Larousse (Pierre), Grand Dictionnaire universel du XIXe siècle, tome onzième (1874), article Napoléon.

   
 

(...)
On a dit légèrement que c'était la Révolution qui se couronnait elle-même ; que Napoléon, c'était "Robespierre à cheval", etc. Ces systèmes surannés ont eu leur moment de vogue ; mais rien de plus arbitraire et de plus faux. Il est bien vrai que Napoléon, ce bâtard heureux de la Révolution, en a fort habilement exploité les souvenirs, mais uniquement pour en étouffer les principes et les résultats autant que cela était en sa puissance et dans des vues de grandeur personnelle et d'intérêt privé.
Lui-même, indépendamment de son monstrueux égoïsme et de son ambition effrénée, était, par son tempérament et ses idées, un homme d'ancien régime. Petit gentilhomme d'une noblesse douteuse, d'une famille besogneuse, quoique gonflée d'orgueil et d'avide ambition, élevé par faveur dans les écoles publiques, ce parvenu n'en était pas moins rempli d'infatuation aristocratique ; il méprisait le peuple et ne l'appréciait qu'en tant que force brute, dans la mesure où il pouvait l'exploiter pour ses tueries. Au fond, il n'avait de tendresse que pour l'aristocratie, il avait le vulgaire engouement d'un bourgeois de Molière pour cette noblesse de la vieille monarchie qui mendiait bassement, qui recevait avec avidité ses faveurs, tout en le méprisant en secret comme usurpateur et comme parvenu.
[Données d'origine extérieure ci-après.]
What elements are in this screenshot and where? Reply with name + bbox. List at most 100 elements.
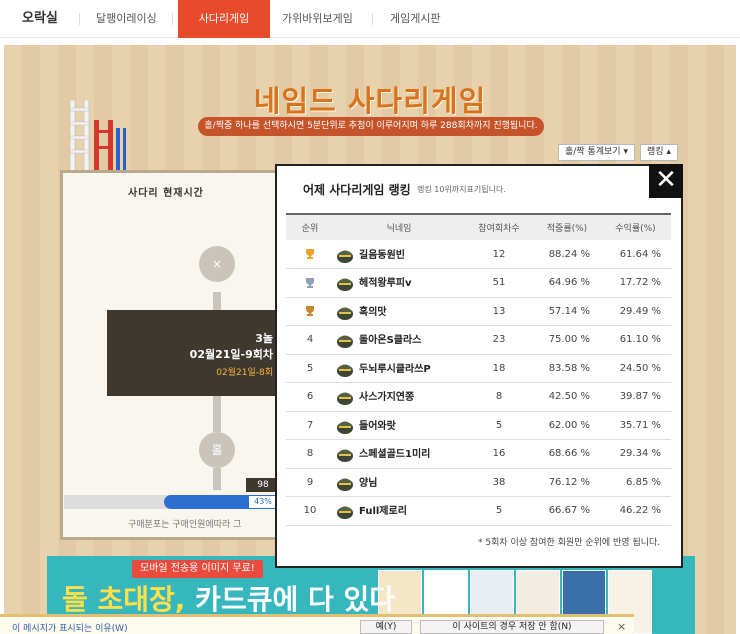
- nav-item-snail-racing[interactable]: 달팽이레이싱: [96, 0, 157, 38]
- nav-item-rps-game[interactable]: 가위바위보게임: [282, 0, 353, 38]
- nickname-cell[interactable]: 돌아온S클라스: [334, 325, 464, 355]
- table-row: 10 Full제로리 5 66.67 % 46.22 %: [286, 496, 671, 526]
- avatar-icon: [337, 278, 353, 292]
- nickname-text: 들어와랏: [359, 420, 396, 432]
- ad-tag: 모바일 전송용 이미지 무료!: [132, 560, 263, 578]
- ranking-button[interactable]: 랭킹 ▴: [640, 144, 678, 161]
- close-icon[interactable]: ✕: [649, 164, 683, 198]
- nav-item-game-board[interactable]: 게임게시판: [390, 0, 441, 38]
- nav-divider: [372, 13, 373, 25]
- never-save-button[interactable]: 이 사이트의 경우 저장 안 함(N): [420, 620, 604, 634]
- chevron-up-icon: ▴: [666, 147, 671, 157]
- nickname-cell[interactable]: 혹의맛: [334, 297, 464, 326]
- round-info-label: 3놀: [255, 332, 273, 345]
- notification-close-icon[interactable]: ×: [617, 620, 626, 633]
- rank-cell: 5: [286, 354, 334, 383]
- rounds-cell: 51: [464, 268, 534, 298]
- popup-subtitle: 랭킹 10위까지표기됩니다.: [417, 185, 506, 194]
- hit-rate-cell: 68.66 %: [534, 439, 600, 469]
- ranking-footnote: * 5회차 이상 참여한 회원만 순위에 반영 됩니다.: [478, 538, 661, 548]
- ranking-button-label: 랭킹: [647, 147, 664, 157]
- hit-rate-cell: 75.00 %: [534, 325, 600, 355]
- avatar-icon: [337, 364, 353, 377]
- popup-title: 어제 사다리게임 랭킹: [303, 183, 411, 197]
- rank-cell: 7: [286, 411, 334, 440]
- nickname-text: 스페셜골드1미리: [359, 449, 431, 461]
- column-header-rank: 순위: [286, 213, 334, 240]
- previous-round: 02월21일-8회: [216, 368, 273, 378]
- column-header-profit-rate: 수익률(%): [600, 213, 671, 240]
- nickname-text: 혹의맛: [359, 306, 387, 318]
- nickname-text: Full제로리: [359, 506, 407, 518]
- chevron-down-icon: ▾: [623, 147, 628, 157]
- rounds-cell: 5: [464, 411, 534, 440]
- nickname-text: 돌아온S클라스: [359, 335, 422, 347]
- rank-cell: 6: [286, 382, 334, 412]
- profit-rate-cell: 29.34 %: [600, 439, 671, 469]
- yes-button[interactable]: 예(Y): [360, 620, 412, 634]
- profit-rate-cell: 39.87 %: [600, 382, 671, 412]
- column-header-hit-rate: 적중률(%): [534, 213, 600, 240]
- hit-rate-cell: 57.14 %: [534, 297, 600, 326]
- ad-headline: 돌 초대장, 카드큐에 다 있다: [62, 578, 395, 618]
- nav-item-ladder-game[interactable]: 사다리게임: [178, 0, 270, 38]
- hit-rate-cell: 62.00 %: [534, 411, 600, 440]
- rank-cell: [286, 268, 334, 298]
- hit-rate-cell: 64.96 %: [534, 268, 600, 298]
- avatar-icon: [337, 392, 353, 406]
- avatar-icon: [337, 335, 353, 349]
- browser-notification-bar: 이 메시지가 표시되는 이유(W) 예(Y) 이 사이트의 경우 저장 안 함(…: [0, 614, 634, 634]
- top-nav: 오락실 달팽이레이싱 사다리게임 가위바위보게임 게임게시판: [0, 0, 740, 38]
- profit-rate-cell: 24.50 %: [600, 354, 671, 383]
- nickname-text: 사스가지연쫑: [359, 392, 415, 404]
- avatar-icon: [337, 307, 353, 320]
- nickname-text: 양님: [359, 477, 378, 489]
- nav-home-link[interactable]: 오락실: [22, 0, 58, 38]
- rounds-cell: 8: [464, 382, 534, 412]
- rounds-cell: 12: [464, 240, 534, 269]
- rounds-cell: 18: [464, 354, 534, 383]
- avatar-icon: [337, 421, 353, 434]
- nickname-cell[interactable]: 사스가지연쫑: [334, 382, 464, 412]
- stats-button-label: 홀/짝 통계보기: [565, 147, 621, 157]
- why-message-link[interactable]: 이 메시지가 표시되는 이유(W): [12, 621, 128, 634]
- nickname-cell[interactable]: Full제로리: [334, 496, 464, 526]
- rank-cell: 9: [286, 468, 334, 497]
- profit-rate-cell: 35.71 %: [600, 411, 671, 440]
- rounds-cell: 16: [464, 439, 534, 469]
- nickname-cell[interactable]: 두뇌루시클라쓰P: [334, 354, 464, 383]
- rounds-cell: 13: [464, 297, 534, 326]
- rounds-cell: 23: [464, 325, 534, 355]
- round-info-box: 3놀 02월21일-9회차 02월21일-8회: [107, 310, 277, 396]
- game-subtitle: 홀/짝중 하나를 선택하시면 5분단위로 추첨이 이루어지며 하루 288회차까…: [198, 117, 544, 136]
- nickname-cell[interactable]: 들어와랏: [334, 411, 464, 440]
- nav-divider: [172, 13, 173, 25]
- nickname-cell[interactable]: 헤적왕루피v: [334, 268, 464, 298]
- hit-rate-cell: 66.67 %: [534, 496, 600, 526]
- rank-cell: [286, 240, 334, 269]
- table-row: 8 스페셜골드1미리 16 68.66 % 29.34 %: [286, 439, 671, 469]
- hit-rate-cell: 76.12 %: [534, 468, 600, 497]
- rounds-cell: 5: [464, 496, 534, 526]
- table-row: 6 사스가지연쫑 8 42.50 % 39.87 %: [286, 382, 671, 412]
- table-row: 9 양님 38 76.12 % 6.85 %: [286, 468, 671, 497]
- hit-rate-cell: 42.50 %: [534, 382, 600, 412]
- rank-cell: 8: [286, 439, 334, 469]
- progress-fill: [164, 495, 250, 509]
- ad-headline-rest: 카드큐에 다 있다: [185, 583, 396, 616]
- nickname-cell[interactable]: 길음동원빈: [334, 240, 464, 269]
- trophy-icon: [306, 277, 314, 288]
- nickname-cell[interactable]: 스페셜골드1미리: [334, 439, 464, 469]
- stats-button[interactable]: 홀/짝 통계보기 ▾: [558, 144, 635, 161]
- page: 오락실 달팽이레이싱 사다리게임 가위바위보게임 게임게시판 네임드 사다리게임…: [0, 0, 740, 634]
- table-header-row: 순위 닉네임 참여회차수 적중률(%) 수익률(%): [286, 213, 671, 240]
- hit-rate-cell: 83.58 %: [534, 354, 600, 383]
- table-row: 5 두뇌루시클라쓰P 18 83.58 % 24.50 %: [286, 354, 671, 383]
- rounds-cell: 38: [464, 468, 534, 497]
- avatar-icon: [337, 478, 353, 491]
- current-time-title: 사다리 현재시간: [128, 188, 204, 199]
- avatar-icon: [337, 506, 353, 520]
- trophy-icon: [306, 249, 314, 259]
- nickname-cell[interactable]: 양님: [334, 468, 464, 497]
- ladder-line: [213, 468, 221, 490]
Etranger par la race et par les idées, il était à mille lieues de cette France humanitaire et philosophe du XVIIIe siècle dont les principes et les conceptions avaient pénétré tous les hommes de son temps. Son mépris bien connu des idéologues et tous les actes de sa vie montrent assez qu'il ne croyait qu'à la force et à l'autorité. Loin d'être la continuation de la Révolution française, son règne, malgré son éclat militaire, en fut la réaction haineuse et, sous le rapport politique, une pure imitation du césarisme byzantin. En résumé, il ne laissa subsister de la Révolution que ce qu'il ne pouvait anéantir, il restaura de l'ancien régime tout ce qui pouvait s'adapter à la société nouvelle. Son autocratie était même plus absolue que celle des anciens rois et elle s'étendait sur sa propre famille, à la manière antique et au-delà des limites légales.